Creativity, Recycling and Stuff

There is a randomness to creativity that shapes something wonderful into being from where there was once only stuff.  One never knows what may trigger a creative impulse to spring forth.  Part of the beauty of creativity is that it isn't only about the finished piece.  Instead, it is mostly about the act of doing, of following the ebb and flow of ideas, trial and error, and ultimately to finish with a sense of completion.

Creativity abounds in our house!  Imagine the multitude of things that can come into being when there are so many busy little minds whirling with ideas.  ALL the time.  It truly is a beautiful thing.  However, there are times that the creative juices just overtake the house, and not in a good way.  But that is all fixed when we have clean-up time and things go back where they started and are ready for the next round.

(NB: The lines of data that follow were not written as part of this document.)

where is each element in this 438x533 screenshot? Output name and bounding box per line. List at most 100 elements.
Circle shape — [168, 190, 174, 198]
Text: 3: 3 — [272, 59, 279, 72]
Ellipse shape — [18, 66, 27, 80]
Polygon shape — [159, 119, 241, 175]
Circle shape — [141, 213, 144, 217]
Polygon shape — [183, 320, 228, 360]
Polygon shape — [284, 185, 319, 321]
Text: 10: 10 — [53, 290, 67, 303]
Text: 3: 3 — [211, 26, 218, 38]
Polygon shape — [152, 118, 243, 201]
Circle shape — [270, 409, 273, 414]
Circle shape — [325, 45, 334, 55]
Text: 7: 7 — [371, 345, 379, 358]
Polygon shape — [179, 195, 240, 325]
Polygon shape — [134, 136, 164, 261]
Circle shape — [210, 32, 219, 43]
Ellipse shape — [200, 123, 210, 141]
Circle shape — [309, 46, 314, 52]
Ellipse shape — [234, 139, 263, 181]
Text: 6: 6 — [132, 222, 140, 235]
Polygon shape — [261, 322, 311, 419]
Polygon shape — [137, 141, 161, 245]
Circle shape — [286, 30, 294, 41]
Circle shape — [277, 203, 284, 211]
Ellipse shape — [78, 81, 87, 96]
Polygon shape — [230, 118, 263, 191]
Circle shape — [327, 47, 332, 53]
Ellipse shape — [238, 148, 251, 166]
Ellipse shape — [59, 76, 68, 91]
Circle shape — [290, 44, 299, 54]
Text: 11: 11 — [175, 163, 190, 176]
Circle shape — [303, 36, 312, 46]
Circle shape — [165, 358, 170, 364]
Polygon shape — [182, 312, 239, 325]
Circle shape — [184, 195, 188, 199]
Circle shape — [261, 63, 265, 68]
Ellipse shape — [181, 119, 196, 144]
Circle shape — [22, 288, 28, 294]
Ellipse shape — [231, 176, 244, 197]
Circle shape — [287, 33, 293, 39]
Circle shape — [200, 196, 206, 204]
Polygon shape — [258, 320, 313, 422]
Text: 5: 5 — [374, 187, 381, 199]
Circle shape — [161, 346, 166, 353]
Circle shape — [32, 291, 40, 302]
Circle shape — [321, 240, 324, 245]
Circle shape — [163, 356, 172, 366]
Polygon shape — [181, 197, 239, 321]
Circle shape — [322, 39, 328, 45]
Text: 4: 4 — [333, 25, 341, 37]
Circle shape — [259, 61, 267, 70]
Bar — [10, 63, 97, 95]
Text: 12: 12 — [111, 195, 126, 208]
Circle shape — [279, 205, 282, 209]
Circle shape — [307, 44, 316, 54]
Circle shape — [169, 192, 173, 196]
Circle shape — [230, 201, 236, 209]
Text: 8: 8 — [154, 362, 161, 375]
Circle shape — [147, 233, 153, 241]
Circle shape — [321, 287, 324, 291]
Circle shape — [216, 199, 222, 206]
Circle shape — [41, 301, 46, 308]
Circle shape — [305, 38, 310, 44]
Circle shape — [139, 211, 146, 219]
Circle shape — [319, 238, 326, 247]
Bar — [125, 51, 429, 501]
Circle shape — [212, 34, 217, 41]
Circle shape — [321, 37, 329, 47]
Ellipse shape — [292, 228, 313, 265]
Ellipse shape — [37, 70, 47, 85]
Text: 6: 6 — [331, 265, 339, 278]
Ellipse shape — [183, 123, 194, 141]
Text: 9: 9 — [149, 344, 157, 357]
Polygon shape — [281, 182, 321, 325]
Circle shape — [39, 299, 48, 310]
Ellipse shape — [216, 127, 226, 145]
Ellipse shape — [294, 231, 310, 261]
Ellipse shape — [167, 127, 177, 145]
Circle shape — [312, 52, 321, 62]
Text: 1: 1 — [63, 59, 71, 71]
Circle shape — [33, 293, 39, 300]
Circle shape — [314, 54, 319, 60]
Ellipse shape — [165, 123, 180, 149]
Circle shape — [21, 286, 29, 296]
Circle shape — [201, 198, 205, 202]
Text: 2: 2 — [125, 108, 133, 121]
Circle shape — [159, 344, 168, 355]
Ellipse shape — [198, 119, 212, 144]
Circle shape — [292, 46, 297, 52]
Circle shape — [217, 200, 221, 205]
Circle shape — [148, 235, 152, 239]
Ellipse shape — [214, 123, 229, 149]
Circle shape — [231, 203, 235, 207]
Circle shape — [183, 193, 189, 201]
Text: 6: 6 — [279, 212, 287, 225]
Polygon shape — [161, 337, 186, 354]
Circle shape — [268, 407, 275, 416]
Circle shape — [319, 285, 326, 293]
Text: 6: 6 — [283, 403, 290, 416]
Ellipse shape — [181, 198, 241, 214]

We have an overstuffed craft corner where the boys are free to paint, cut up paper, play with play dough, glue, colour, stamp, whatever takes their fancy.  I add things as I find them knowing that someday it will be just the perfect bit for someone's something.  I love it.  It is where a lot of this creativity is brought to realization.  But I hate it too; it's always a messy mess with the bits spilling on the floor where they are left.  Believe me, they are not limited to only the stuff in the craft corner.  As long as they ask, they can make use of most things that inspire them.

Morgan has discovered the art of recycling.  Not putting cans and boxes into the recycling bin to be recycled, but instead using the cans and boxes from the recycling bin to re-create into some thing.  I have said many times "Morgan, sometimes recycling just needs to be recycling!"  However, I was quite impressed with his use of recycling for this project. I'm not sure I can say he has "re-purposed" the box, but he certainly re-created it.  He was so proud of his pinata!



Despite all the mess and bits and stuff, I wouldn't change a thing!  Creativity is such a part of who my boys are and I embrace and encourage it in each one of them.  After all, what would our house be without all the stuff?